Wait for it.
That’s a prime directive when it comes to baseball retaliation, instructing pitchers hell-bent on drilling a guy to delay their vengeance until the time is right. What that means, of course, is up for interpretation, and sometimes players interpret wrong.
Joe Musgrove is one of those guys.
In the top of the seventh inning, Arizona’s Braden Shipley buried a 96-mph fastball into the top of Josh Harrison’s shoulder blade, just missing his head. The blow eventually knocked Harrison from the game. Shipley then sent another fastball near Austin Meadows’ head before getting him to fly out to center field.
That was enough for Musgrove, who responded in kind in the bottom half of the frame. What the Pirates right-hander had working in his favor was a 5-0 lead, plus the fact that he’d given up only four hits and no walks to that point. Musgrove was cruising, and so felt little need to wait until two were out, as is standard operating procedure in these types of situations.
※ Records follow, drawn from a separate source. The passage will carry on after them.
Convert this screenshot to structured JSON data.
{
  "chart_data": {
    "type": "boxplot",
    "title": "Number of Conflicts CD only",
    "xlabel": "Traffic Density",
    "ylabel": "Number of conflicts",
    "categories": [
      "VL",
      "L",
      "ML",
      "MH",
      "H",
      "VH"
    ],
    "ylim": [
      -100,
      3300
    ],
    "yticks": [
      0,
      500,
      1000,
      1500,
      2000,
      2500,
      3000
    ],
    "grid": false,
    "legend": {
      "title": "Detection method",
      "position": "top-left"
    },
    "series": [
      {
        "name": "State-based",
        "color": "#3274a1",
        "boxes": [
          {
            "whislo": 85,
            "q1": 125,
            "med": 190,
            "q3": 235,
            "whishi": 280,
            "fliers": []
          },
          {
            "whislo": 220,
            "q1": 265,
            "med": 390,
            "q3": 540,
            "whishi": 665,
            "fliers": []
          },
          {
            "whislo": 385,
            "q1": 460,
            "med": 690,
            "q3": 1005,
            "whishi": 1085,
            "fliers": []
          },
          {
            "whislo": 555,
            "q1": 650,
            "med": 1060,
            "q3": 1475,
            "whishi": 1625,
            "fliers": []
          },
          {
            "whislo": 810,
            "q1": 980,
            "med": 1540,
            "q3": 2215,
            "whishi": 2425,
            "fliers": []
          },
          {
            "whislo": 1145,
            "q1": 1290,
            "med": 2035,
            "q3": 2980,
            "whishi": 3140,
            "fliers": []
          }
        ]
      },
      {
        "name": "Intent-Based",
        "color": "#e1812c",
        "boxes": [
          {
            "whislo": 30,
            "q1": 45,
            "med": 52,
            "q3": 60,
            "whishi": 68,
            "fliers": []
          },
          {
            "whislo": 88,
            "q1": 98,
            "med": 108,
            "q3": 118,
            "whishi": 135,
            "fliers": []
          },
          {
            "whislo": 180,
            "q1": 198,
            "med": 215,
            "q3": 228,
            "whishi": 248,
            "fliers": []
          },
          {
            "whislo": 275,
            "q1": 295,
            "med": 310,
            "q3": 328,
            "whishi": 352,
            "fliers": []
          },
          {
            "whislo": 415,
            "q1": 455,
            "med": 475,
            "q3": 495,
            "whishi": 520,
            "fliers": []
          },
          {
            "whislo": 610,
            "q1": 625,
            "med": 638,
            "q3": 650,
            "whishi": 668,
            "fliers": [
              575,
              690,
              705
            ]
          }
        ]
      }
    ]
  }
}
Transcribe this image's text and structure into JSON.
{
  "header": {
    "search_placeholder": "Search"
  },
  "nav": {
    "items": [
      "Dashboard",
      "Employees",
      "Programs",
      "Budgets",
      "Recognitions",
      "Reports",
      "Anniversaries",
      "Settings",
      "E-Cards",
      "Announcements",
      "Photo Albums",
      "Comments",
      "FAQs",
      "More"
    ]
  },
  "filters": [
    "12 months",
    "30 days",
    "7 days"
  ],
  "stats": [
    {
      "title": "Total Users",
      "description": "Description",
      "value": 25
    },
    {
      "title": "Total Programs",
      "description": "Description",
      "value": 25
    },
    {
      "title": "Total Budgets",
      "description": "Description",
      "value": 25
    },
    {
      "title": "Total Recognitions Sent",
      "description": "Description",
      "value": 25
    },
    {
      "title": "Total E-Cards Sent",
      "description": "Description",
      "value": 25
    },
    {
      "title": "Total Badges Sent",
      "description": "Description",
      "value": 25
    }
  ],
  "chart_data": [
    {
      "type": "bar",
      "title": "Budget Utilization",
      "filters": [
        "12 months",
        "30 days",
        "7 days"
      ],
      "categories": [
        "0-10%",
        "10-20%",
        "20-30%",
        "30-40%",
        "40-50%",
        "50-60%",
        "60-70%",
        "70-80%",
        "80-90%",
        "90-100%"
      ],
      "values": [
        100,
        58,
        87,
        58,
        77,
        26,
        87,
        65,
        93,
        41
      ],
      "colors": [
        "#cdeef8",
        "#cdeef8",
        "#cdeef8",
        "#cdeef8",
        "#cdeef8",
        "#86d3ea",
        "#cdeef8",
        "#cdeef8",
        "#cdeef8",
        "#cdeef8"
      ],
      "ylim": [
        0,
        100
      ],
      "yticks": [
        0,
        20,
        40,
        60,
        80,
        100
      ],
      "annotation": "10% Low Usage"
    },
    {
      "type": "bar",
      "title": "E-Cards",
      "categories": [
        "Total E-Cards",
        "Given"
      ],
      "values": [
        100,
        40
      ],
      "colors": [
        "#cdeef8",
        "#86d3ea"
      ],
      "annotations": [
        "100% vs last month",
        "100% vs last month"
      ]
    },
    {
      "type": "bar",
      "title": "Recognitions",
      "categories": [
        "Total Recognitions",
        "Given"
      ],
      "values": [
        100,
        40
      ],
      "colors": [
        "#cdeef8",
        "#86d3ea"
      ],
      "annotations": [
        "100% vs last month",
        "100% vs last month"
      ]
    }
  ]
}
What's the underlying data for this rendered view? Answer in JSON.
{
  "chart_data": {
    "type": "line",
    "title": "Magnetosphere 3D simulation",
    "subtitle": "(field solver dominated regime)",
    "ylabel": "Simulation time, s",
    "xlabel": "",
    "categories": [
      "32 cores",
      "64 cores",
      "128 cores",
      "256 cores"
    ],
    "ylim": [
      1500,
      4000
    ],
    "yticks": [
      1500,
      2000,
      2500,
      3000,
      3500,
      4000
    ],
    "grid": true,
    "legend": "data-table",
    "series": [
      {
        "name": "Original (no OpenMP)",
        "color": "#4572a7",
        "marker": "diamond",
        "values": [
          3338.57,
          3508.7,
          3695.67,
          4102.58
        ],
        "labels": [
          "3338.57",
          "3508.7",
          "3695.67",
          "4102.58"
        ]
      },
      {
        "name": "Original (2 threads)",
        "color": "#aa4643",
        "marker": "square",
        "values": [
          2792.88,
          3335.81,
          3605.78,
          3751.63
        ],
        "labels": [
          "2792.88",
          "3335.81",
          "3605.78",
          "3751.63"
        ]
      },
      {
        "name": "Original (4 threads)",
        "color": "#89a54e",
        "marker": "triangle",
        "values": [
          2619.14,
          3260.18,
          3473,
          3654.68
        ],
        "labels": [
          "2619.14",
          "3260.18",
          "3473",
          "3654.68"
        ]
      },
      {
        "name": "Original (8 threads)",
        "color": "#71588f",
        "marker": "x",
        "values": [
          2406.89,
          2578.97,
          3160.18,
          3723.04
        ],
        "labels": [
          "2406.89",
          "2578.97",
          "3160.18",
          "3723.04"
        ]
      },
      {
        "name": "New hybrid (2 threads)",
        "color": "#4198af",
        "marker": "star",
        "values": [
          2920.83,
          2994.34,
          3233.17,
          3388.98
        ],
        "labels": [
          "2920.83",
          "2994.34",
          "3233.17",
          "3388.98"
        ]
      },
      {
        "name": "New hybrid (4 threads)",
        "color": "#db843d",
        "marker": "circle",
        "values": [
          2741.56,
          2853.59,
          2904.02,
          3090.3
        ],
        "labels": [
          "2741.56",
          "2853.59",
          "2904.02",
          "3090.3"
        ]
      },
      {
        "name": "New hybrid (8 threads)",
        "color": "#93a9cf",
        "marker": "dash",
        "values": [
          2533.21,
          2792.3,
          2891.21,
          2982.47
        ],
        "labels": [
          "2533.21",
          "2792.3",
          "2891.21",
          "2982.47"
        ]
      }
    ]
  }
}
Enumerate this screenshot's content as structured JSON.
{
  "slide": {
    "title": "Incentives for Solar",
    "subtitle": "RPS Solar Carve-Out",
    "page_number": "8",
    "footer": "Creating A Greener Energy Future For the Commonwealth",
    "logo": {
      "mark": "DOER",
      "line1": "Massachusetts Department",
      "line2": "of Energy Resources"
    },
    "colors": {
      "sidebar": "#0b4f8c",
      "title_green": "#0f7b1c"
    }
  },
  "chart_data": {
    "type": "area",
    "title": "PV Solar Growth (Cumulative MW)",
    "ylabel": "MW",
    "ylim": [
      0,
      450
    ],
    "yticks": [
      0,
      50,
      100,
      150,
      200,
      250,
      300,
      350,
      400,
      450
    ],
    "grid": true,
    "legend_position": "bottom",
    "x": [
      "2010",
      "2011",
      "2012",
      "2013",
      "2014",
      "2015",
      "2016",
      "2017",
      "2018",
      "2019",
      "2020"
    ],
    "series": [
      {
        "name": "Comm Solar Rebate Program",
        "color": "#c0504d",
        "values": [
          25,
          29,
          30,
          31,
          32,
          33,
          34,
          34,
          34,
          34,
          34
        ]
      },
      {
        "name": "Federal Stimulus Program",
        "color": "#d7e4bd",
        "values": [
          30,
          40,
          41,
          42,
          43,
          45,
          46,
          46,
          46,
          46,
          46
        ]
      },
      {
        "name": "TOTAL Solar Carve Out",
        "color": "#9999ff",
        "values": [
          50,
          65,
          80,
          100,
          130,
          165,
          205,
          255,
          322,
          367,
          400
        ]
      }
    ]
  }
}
He drilled leadoff hitter Chris Owings (appropriately, below the belt), and everything went immediately to hell. Musgrove then wild-pitched Owings to second. Nick Ahmed singled in Owings, cutting Pittsburgh’s lead to 5-1. Shipley, hitting for himself, reached on a throwing error by third baseman David Freese (who inexplicably rushed his throw), and that was all for Musgrove. Reliever Edgar Santana was greeted with an RBI single by Daniel Descalso. Now the score was 5-2. One out later, Jake Lamb hit a three-run homer, tying the game. Arizona scored four more in the eighth to win it, 9-5.
“That’s how the game is played,” said Musgrove after the game, straddling the line of self-incrimination in an MLB.com report. “You’re willing to go out and hit somebody, you’ve got to be willing to deal with what might come with that, putting the leadoff runner on base, especially late in the game like that. You don’t want to start a rally.”
At least his manager had his back. “You play the game and you protect your teammates,” said Clint Hurdle. “It’s been going on for 135 years or so.” (It also appeared that the umpires had the pitcher’s back, failing to issue warnings after Musgrove drilled Owings in clear retaliation.)
The fateful HBP was actually one of five in the game, two coming from Arizona relievers, and three from Musgrove. Save for the final one, to which the pitcher all but admitted, intent behind the preceding four is strictly conjecture. Even if Shipley’s two pitches (the fateful one to Harrison, and the nearly fateful one to Meadows) were strictly accidental, the idea of a pitcher taking liberties around the head with a blazing fastball over which he has little control is rightly infuriating to opponents. Calmer pitchers than Musgrove have been inspired toward retaliation by less.
This actually has been a theme of sorts around the Pirates clubhouse of late. Two weeks ago, Anthony Rizzo took out Pittsburgh catcher Elias Diaz with a wide slide. After reliever Richard Rodriguez didn’t so much as pitch inside to Rizzo during his next at-bat, Musgrove took things into his own hands the following day, barreling into Cubs second baseman Javier Baez with a retaliatory slide into second. “Trust me, we’ve talked about it,” said Pirates pitcher Jameson Taillon in the Athletic. “We’ve had internal discussions.”
Taillon spent a few minutes after the game discussing the merits of retaliation. He doesn’t necessarily speak for the Pirates as a whole, but as of right now he’s the guy going on the record in any kind of depth.
“They can say the ball slipped, but it’s not our job to judge intent,” he said. “All I can tell you is J-Hay [Harrison] gets pitched in a lot. And even if it’s not on purpose, J-Hay gets hit way too much. I get sick of seeing him get spun around up there—sick of it. Something needs to be done by the staff, and Joe did it for us.”
That, of course, doesn’t much matter in the face of the ensuing meltdown by Pittsburgh’s bullpen.
“I don’t really know what’s going on inside their dugout, but if it was retaliation, it certainly cost their pitcher a couple of runs and it might have cost them a win,” Arizona manager Tory Lovullo said in an Arizona Republic report. “We were lying flat and dormant and being dominated by him, and I felt like it gave our dugout a lot of energy.”
That much is certain. Musgrove might not change a thing if he had it all to do over again, but given the results of his approach, it’s tough to deny that one can never be too careful in this type of situation.